I know I have seen this question a lot. Mind as well ask because I don't even know.... using sand... like, beach sand. bad idea?


----------



## PixelatedPaint (Nov 19, 2011)

The problem with beach sand is that its got critters in it..salt as well.I would sooner go with the safer route of buying it. I use Silica 2 sand. 2 stands for the size of the grain. You need to rinse it a bit before using though but otherwise its perfect. I have it in all of my tanks.

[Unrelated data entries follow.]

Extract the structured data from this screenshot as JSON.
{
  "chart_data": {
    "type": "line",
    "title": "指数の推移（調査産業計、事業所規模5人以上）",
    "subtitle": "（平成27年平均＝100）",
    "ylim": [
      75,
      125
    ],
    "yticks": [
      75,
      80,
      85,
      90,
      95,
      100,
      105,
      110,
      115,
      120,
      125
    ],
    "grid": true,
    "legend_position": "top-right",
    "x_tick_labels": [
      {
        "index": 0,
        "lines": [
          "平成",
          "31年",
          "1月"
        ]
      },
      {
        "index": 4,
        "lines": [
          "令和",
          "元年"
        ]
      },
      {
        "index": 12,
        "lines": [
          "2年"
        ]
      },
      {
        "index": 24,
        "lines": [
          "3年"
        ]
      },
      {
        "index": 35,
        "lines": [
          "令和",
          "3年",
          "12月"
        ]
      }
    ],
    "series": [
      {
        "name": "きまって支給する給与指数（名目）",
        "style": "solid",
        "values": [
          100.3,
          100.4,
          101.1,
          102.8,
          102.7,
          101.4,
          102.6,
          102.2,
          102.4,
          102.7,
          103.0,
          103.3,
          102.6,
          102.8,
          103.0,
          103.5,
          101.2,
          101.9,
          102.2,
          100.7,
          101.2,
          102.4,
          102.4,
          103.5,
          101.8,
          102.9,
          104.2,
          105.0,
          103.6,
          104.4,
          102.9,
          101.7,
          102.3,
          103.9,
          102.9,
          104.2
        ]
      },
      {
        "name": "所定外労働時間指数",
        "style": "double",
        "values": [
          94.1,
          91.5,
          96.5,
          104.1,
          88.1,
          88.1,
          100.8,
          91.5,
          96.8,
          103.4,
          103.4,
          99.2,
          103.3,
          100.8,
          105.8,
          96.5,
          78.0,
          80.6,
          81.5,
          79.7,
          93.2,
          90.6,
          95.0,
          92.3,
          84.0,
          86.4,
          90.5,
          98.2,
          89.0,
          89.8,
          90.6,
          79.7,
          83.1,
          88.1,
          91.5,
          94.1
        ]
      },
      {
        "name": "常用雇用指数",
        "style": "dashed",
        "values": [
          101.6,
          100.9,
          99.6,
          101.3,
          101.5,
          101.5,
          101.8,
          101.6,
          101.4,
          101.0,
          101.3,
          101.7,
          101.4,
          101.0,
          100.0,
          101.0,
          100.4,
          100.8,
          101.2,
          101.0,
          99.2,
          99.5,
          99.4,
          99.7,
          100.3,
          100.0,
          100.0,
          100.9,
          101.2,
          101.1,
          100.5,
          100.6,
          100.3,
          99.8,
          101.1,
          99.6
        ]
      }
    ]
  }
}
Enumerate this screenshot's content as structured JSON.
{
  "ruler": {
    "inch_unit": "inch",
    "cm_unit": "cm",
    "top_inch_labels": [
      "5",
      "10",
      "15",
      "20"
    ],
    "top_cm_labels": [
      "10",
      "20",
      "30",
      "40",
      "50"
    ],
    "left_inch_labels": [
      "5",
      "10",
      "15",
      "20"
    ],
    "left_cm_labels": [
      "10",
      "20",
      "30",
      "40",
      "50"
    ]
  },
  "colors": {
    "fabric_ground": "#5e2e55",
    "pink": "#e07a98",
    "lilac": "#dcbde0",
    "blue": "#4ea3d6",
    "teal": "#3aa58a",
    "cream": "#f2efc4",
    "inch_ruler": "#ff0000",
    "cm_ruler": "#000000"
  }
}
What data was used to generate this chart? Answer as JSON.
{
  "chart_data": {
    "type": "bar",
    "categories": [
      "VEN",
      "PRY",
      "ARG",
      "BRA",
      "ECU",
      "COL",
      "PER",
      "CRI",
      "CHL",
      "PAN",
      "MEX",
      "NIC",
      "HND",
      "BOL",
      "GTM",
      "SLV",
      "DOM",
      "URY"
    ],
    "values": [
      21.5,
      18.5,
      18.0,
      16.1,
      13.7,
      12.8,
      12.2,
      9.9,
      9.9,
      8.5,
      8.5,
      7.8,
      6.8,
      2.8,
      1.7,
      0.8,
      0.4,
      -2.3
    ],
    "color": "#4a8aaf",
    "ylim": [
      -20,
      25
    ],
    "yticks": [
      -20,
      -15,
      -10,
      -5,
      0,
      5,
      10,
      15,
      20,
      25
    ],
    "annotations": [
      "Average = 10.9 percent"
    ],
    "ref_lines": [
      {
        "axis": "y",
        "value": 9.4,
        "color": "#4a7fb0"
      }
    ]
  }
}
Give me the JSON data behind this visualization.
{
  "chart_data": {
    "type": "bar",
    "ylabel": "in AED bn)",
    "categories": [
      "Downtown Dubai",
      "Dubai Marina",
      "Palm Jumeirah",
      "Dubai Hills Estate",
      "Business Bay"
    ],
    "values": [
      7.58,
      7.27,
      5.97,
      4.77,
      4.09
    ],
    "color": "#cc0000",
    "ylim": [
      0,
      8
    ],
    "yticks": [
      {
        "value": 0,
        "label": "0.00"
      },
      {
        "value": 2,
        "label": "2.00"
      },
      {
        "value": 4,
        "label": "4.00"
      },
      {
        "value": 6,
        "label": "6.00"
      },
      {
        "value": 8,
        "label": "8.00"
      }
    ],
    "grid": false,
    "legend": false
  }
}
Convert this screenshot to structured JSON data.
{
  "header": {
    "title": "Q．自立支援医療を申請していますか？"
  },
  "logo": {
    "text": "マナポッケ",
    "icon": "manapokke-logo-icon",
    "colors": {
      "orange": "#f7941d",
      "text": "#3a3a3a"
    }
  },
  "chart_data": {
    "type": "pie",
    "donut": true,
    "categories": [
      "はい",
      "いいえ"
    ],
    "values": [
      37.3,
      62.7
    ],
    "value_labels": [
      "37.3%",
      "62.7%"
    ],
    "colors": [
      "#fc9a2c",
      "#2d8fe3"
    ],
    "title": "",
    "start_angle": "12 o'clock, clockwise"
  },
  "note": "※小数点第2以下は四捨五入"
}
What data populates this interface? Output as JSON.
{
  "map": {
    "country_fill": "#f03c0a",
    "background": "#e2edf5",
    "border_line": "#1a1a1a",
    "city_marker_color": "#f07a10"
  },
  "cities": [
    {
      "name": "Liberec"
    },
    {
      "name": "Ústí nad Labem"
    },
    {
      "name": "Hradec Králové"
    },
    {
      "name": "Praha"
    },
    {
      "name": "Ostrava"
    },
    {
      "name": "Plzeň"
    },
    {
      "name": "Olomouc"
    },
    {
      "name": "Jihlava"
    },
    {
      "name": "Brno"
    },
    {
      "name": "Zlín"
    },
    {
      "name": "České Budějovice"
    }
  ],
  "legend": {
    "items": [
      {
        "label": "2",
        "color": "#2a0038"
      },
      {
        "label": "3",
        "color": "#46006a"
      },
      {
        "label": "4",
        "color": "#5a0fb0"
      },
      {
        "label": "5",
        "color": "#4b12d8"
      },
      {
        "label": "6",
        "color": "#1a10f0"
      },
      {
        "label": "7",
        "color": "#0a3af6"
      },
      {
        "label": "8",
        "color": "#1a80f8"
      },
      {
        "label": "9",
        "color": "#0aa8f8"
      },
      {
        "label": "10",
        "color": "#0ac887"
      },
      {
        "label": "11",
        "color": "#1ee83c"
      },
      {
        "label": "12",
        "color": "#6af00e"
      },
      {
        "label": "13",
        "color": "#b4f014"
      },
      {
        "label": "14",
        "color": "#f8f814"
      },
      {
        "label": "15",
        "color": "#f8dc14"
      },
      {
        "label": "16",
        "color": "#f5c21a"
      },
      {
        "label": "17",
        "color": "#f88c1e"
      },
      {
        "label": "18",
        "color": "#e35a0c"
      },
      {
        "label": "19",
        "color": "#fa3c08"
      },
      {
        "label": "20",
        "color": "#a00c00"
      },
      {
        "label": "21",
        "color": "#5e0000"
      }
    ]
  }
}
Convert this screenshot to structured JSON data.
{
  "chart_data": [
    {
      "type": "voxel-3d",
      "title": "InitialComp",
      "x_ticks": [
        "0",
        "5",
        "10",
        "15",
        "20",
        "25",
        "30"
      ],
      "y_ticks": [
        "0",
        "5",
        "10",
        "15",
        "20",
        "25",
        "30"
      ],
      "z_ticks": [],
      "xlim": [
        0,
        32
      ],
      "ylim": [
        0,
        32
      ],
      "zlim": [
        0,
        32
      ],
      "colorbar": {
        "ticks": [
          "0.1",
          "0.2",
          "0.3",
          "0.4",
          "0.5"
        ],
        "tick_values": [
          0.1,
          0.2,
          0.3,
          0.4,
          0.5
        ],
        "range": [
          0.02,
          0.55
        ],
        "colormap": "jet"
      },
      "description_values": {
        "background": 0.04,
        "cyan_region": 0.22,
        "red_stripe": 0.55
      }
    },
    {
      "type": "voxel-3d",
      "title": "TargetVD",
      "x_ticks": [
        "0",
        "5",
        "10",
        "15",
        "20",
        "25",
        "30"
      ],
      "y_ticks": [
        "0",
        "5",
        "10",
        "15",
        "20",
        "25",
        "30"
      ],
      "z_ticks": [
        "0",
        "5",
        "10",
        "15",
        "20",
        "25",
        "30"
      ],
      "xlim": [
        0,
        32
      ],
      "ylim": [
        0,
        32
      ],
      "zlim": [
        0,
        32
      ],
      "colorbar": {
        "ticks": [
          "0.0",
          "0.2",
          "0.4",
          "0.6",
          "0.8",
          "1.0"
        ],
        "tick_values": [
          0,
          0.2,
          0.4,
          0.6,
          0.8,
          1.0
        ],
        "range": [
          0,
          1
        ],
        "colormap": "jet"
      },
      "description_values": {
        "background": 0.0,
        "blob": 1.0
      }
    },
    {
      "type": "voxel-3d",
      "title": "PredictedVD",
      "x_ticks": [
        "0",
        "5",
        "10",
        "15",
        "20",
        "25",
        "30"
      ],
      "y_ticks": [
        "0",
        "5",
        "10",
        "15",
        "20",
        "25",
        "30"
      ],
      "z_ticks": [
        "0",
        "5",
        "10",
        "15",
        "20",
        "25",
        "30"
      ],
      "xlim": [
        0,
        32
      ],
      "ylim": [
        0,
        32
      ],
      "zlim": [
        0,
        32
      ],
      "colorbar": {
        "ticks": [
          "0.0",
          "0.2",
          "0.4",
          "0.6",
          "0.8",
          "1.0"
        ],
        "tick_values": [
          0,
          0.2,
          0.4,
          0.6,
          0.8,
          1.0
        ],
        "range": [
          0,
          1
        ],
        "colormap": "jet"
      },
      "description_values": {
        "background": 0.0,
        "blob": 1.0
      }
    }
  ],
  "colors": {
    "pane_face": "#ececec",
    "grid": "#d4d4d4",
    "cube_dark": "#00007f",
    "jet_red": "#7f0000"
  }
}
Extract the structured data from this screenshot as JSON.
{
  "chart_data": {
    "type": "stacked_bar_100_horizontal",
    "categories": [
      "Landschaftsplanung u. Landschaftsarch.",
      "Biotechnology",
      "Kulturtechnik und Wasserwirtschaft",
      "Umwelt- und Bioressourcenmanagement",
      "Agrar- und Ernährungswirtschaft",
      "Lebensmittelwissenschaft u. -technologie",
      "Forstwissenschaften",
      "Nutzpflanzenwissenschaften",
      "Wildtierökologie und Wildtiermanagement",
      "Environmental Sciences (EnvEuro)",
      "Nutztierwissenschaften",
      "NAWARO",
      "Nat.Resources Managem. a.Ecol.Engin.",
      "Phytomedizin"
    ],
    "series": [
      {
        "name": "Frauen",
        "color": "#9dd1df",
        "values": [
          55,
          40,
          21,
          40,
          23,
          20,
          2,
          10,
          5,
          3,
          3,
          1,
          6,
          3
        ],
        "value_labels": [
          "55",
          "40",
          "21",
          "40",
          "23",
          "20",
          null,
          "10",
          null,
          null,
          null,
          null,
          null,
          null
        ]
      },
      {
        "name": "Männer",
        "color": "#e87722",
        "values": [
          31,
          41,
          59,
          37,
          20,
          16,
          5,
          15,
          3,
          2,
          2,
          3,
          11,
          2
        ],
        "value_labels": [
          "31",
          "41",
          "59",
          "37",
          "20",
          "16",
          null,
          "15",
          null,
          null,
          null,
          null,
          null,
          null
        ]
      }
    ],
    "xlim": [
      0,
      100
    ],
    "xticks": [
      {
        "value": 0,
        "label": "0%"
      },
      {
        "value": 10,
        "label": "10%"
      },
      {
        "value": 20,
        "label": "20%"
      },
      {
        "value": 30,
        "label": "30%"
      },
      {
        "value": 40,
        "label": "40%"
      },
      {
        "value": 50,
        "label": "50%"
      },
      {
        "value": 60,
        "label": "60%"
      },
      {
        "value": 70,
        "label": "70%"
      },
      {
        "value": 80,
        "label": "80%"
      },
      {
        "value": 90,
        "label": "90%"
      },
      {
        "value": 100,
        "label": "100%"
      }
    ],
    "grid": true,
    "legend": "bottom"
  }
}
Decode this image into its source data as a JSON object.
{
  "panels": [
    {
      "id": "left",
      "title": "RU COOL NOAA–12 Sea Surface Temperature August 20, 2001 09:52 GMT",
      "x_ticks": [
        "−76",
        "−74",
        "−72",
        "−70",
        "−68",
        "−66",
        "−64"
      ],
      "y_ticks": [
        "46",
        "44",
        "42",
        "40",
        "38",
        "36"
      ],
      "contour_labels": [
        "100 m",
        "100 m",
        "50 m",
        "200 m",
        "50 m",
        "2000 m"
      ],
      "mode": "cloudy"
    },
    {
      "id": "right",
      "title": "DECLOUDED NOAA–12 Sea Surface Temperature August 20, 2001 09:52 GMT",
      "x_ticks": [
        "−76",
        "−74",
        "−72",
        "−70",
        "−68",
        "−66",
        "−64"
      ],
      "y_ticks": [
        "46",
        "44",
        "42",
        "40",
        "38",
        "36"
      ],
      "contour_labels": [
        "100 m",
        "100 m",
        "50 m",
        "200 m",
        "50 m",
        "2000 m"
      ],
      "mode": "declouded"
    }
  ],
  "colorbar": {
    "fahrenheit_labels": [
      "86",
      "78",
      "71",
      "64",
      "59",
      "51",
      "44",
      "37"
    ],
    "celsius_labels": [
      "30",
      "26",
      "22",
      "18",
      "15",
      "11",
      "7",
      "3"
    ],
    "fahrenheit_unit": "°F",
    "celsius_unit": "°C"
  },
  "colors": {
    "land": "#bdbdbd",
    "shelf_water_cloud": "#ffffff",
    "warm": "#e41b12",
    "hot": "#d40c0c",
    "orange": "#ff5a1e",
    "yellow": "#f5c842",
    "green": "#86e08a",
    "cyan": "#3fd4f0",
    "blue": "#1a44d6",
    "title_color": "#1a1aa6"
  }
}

A 40kg bag cost me 12 dollars. xD


----------



## Sena Hansler (Aug 24, 2011)

ahh that makes more sense xD there's usually "no it's dirty" answers 'cept what do people do with driftwood that they don't want to buy? :lol: it's "dirty" too. I wish any place here sold sand :| I seriously need a trip up to the city :lol:


----------



## PixelatedPaint (Nov 19, 2011)

I bye mine from construction stores. You can probably go with play sand too as long as there is no major current. But playsand is way harder to clean in my opinion. As with anything you need to QT and treat it if need be. But usually bagged substrates are fine. I soak my driftwood not just to water log but to clean off any loose pieces and rinse off anything that may be on it.


----------



## Sena Hansler (Aug 24, 2011)

I love coming across good info :lol: I've never heard of playsand being used...someone had asked me if they could use that "moon sand" stuff that is a structure in water, but when you pull it out it collapses into dry sand  I, said no ><


----------



## PixelatedPaint (Nov 19, 2011)

ya that sounds too risky. 

I've used playsand and has some issues with strong current tanks. It would kick up and get caught int the filter. But if you have a low current filter it'll stay put. Also be careful when doing water changes so it doesn't get into the filter. I use silica now because its heavier and coarser so it'll stay in place.


----------



## Sena Hansler (Aug 24, 2011)

hmm lol I think I may just get the aquarium recommended sand :lol: sounds less risky :lol:


----------



## PixelatedPaint (Nov 19, 2011)

The aquarium sand can dot he same thing.  it depends on the grain size. they are essentially the same thing. Just different sizes and colors. Although some may have nutrients added but if not tits just an expensive bag of sand. Silica suits all of my needs. Its white-whitish, slightly bigger so it doesnt kick up and aerates far easier. its also dirt cheap.


----------



## Sena Hansler (Aug 24, 2011)

lol well I have live plants here and there  we have the gravel for plants... but it's soooo expensive for a lame 5 lbs bag -.-


----------



## PixelatedPaint (Nov 19, 2011)

thats why i go with silica. Easiest to clean by far and isnt so fine so the plants have less of a hard time making room for their roots too. enough sand to fill more than a 60 gallon for 12 bucks...xD


----------



## Sena Hansler (Aug 24, 2011)

xDD geesh I'm going to look that sand up lol!!


----------